We predict continued opportunities on the LP-led side as some investors in the asset class may still be in need to offload some of their positions in 2023. They could not do so in 2022, possibly due to unmet pricing expectations. 

Abundant supply of GP-leds expected, in particular on single asset deals, fueled by delayed natural exits at the underlying funds level. The latter results in slower distributions, and likely negative cash flow for LPs, as capital calls outpace distributions. Multi-asset GP-leds will probably be also in high-demand, as secondaries funds are deemed to seek diversification.

Volumes are estimated to surpass 2022, reaching USD 140-150bn if no other major macroeconomic or geopolitical event impacts the market in 2023. One of the factors possibly contributing to it, if private market valuations decline, is a reduced pricing gap (bid-ask); which is still perceived as significant.

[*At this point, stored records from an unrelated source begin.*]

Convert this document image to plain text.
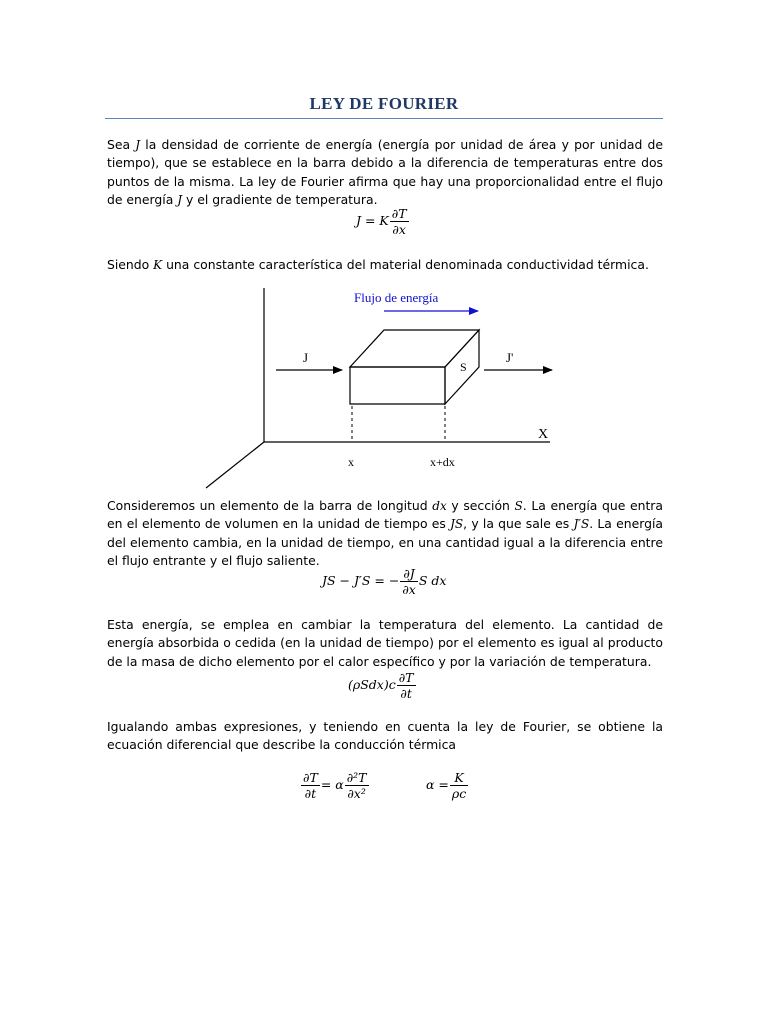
LEY DE FOURIER
Sea J la densidad de corriente de energía (energía por unidad de área y por unidad de tiempo), que se establece en la barra debido a la diferencia de temperaturas entre dos puntos de la misma. La ley de Fourier afirma que hay una proporcionalidad entre el flujo de energía J y el gradiente de temperatura.
J = K $\frac{\partial T}{\partial x}$
Siendo K una constante característica del material denominada conductividad térmica.
X
S
x	x+dx
J	J'
Flujo de energía
Consideremos un elemento de la barra de longitud dx y sección S. La energía que entra en el elemento de volumen en la unidad de tiempo es JS, y la que sale es J′S. La energía del elemento cambia, en la unidad de tiempo, en una cantidad igual a la diferencia entre el flujo entrante y el flujo saliente.
JS − J′S = − $\frac{\partial J}{\partial x}$ S dx
Esta energía, se emplea en cambiar la temperatura del elemento. La cantidad de energía absorbida o cedida (en la unidad de tiempo) por el elemento es igual al producto de la masa de dicho elemento por el calor específico y por la variación de temperatura.
$(\rho Sdx)c \frac{\partial T}{\partial t}$
Igualando ambas expresiones, y teniendo en cuenta la ley de Fourier, se obtiene la ecuación diferencial que describe la conducción térmica
$\frac{\partial T}{\partial t} = \alpha \frac{\text{∂²T}}{\text{∂x²}}$	$\alpha = \frac{K}{\rho c}$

As the old saying goes: “a river whose waters are rough rewards the fisherman” … Setting aside all the uncertainty, a favorable upcoming market momentum lies ahead for secondaries. As previous crises have shown, secondaries are usually well placed to perform strongly in or during post-crisis environments. 


Copyright: D.R.

[1] Evercore, Jefferies, PJT ParkHill, Campbell Lutyens and Setter Capital.
[2] Net Asset Value.
[3] Buyout, Growth, Venture and Real Estate.
[4] From 1st of January 2022 to 31st of December 2022. Evercore: 2022 Capital Markets Overview – Equity and Debt Capital Markets.
[5] Fed Funds rate as of February 1st, 2023, lower bound: 4.5%, upper bound 4.75%.
[6] European Central Bank deposit facility as of February 8th, 2023.
[7] Bank of England base rate as of February 2nd, 2023.
[8] That is, the over-allocation to private assets due to a drop in public equities and bonds.